John Evans has this to say in Matthew Henry's Commentary:



> Paul is now concluding this long and excellent epistle, and he does it with a great deal of affection. As in the main body of the epistle he appears to have been a very knowing man, so in these appurtenances of it he appears to have been a very loving man. So much knowledge and so much love are a very rare, but (where they exist) a very excellent and amiable—composition; for what is heaven but knowledge and love made perfect? It is observable how often Paul speaks as if he were concluding, and yet takes fresh hold again. One would have thought that solemn benediction which closed the foregoing chapter should have ended the epistle; and yet here he begins again, and in this chapter he repeats the blessing (ver. 20), "The grace of our Lord Jesus Christ be with you, Amen." And yet he has something more to say; nay, again he repeats the blessing (ver. 24), and yet has not done; an expression of his tender love. These repeated benedictions, which stand for valedictions, speak Paul loth to part. Now, in this closing chapter, we may observe, I. His recommendation of one friend to the Roman Christians, and his particular salutation of several among them, ver. 1-16. II. A caution to take heed of those who caused divisions, ver. 17-20. III. Salutations added from some who were with Paul, ver. 21-24. IV. He concludes with a solemn celebration of the glory of God, ver. 25-27.


----------



## Poimen (Apr 6, 2008)

Tangible evidence of Paul's opening greeting: 

Romans 1:7-8 "To all who are in Rome, beloved of God, called to be saints: Grace to you and peace from God our Father and the Lord Jesus Christ. First, I thank my God through Jesus Christ for you all, that your faith is spoken of throughout the whole world."


----------



## Gage Browning (Apr 6, 2008)

Chapters 1‐11 focus on the great doctrine of justification and that chapters 12‐15 focus on how Christians ought to live in light of having been justified.
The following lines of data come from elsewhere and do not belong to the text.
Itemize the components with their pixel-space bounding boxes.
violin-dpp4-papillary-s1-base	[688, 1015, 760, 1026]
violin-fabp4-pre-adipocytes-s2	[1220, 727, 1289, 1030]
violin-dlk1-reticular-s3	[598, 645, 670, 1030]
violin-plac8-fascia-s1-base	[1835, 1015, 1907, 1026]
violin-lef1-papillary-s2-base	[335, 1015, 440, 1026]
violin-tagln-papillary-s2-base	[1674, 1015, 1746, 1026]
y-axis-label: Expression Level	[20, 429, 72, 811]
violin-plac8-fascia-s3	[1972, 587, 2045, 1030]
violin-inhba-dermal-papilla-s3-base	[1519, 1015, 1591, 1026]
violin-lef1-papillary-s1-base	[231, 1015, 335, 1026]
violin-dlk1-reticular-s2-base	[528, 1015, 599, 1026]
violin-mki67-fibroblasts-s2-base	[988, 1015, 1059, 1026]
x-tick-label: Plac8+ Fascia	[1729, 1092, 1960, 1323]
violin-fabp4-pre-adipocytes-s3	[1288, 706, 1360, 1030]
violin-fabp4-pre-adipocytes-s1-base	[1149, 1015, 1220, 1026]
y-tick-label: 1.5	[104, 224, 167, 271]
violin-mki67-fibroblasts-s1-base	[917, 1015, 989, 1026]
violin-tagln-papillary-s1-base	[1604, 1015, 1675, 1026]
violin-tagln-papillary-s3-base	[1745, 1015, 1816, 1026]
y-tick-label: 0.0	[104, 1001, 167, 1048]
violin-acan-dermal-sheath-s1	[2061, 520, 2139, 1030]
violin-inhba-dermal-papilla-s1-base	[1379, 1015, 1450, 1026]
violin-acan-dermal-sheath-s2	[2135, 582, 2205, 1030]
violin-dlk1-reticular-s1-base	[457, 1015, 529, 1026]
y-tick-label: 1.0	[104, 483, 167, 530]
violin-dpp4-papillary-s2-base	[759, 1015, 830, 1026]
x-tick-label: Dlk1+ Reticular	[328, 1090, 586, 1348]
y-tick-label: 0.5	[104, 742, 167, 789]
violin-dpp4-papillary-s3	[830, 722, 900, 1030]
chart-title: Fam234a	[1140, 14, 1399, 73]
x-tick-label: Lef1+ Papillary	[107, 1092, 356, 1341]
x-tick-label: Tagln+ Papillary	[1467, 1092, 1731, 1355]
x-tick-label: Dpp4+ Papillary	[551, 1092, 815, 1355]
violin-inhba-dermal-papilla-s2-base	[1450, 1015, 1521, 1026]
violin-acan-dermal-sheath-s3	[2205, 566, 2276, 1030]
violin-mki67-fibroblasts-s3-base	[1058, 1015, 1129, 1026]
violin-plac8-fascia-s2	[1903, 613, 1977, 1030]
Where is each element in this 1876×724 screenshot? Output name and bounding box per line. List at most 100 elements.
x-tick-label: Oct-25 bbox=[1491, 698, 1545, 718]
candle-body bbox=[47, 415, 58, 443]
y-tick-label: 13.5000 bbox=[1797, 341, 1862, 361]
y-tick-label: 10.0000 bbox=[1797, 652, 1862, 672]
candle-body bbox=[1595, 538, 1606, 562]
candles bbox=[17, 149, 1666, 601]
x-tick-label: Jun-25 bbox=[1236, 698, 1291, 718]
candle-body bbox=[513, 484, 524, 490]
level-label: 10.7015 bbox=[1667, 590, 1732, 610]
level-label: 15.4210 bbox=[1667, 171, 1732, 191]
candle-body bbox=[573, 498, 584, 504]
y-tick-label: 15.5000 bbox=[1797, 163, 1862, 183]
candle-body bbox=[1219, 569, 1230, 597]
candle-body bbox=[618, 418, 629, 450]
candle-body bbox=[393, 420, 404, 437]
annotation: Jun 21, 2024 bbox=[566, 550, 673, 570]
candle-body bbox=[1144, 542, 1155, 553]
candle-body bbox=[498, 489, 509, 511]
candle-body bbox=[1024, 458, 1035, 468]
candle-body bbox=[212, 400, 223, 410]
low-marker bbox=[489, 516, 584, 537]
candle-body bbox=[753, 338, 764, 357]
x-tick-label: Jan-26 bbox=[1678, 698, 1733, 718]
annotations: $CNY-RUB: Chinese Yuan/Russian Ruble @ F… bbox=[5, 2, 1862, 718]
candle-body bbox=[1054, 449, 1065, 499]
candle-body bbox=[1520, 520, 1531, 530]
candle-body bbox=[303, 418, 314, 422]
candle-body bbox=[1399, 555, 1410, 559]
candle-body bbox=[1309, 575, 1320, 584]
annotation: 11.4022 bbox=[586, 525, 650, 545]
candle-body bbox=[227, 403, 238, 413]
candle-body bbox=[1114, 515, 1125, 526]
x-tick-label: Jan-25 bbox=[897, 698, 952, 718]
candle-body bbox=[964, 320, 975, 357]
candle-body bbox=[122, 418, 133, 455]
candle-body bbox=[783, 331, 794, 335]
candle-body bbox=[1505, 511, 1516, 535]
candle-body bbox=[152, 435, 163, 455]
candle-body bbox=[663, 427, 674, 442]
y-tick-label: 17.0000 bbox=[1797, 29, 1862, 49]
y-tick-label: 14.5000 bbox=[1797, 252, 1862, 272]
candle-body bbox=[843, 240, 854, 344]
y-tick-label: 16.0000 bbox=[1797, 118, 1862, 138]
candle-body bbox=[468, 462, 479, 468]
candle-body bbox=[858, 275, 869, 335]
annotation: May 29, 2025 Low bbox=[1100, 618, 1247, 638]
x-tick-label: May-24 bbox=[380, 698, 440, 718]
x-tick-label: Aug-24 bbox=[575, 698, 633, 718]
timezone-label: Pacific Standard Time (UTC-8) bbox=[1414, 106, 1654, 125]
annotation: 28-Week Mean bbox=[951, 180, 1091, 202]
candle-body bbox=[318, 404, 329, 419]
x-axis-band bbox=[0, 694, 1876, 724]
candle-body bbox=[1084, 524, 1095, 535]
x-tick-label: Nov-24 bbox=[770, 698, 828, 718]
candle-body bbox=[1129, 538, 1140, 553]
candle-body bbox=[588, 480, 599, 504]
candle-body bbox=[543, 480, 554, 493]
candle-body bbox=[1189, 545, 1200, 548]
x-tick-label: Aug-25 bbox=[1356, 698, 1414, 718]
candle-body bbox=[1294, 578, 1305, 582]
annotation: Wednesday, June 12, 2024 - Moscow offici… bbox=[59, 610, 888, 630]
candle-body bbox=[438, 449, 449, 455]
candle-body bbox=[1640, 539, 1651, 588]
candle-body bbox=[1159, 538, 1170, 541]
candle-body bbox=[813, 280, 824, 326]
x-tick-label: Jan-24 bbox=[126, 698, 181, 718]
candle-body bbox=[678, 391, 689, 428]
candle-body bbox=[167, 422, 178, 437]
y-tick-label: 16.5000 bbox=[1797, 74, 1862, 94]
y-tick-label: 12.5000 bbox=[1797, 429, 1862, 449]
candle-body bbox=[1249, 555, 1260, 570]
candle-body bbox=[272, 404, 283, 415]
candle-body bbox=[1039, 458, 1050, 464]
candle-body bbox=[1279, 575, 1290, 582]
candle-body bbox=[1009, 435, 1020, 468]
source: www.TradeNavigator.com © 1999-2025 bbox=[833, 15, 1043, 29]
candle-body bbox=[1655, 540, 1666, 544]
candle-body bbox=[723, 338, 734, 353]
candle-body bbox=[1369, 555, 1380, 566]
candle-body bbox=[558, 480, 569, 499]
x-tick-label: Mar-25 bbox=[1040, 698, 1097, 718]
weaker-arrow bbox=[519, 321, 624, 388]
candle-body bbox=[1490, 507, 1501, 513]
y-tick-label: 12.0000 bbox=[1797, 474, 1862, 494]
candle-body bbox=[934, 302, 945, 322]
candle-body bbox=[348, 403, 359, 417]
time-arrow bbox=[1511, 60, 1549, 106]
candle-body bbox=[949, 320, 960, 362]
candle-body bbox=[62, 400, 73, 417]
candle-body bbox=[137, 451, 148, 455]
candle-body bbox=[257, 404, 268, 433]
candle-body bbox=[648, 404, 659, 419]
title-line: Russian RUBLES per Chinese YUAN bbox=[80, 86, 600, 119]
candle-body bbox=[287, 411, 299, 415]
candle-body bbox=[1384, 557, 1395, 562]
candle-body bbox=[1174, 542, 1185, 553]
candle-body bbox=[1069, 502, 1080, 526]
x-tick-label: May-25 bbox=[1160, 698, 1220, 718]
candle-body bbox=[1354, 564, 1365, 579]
In chapter 16 there is a Commendation, 22 Greetings, A Warning, A Few Greetings from Others and A Benediction…that could seem like just a regular kind of wrap up. But for Paul to mention all those folks by name, and he hadn't been to Rome yet seems remarkably personal. His theology was deeply personal and for him to take time to speak to individuals means he was deeply invested in their lives, although he hadn't been to Rome yet.

So it seems to me in Chapter 16 that Paul is saying, "If you’re hiding out there I urge you as strongly as I can, “Come on in and help us. Get to know us…let us get to know you. The Body of Christ is a wonderful thing.”

A personal encouragment in my opinion.


----------



## tellville (Apr 7, 2008)

Thanks for the replies. Any one willing to elaborate?


----------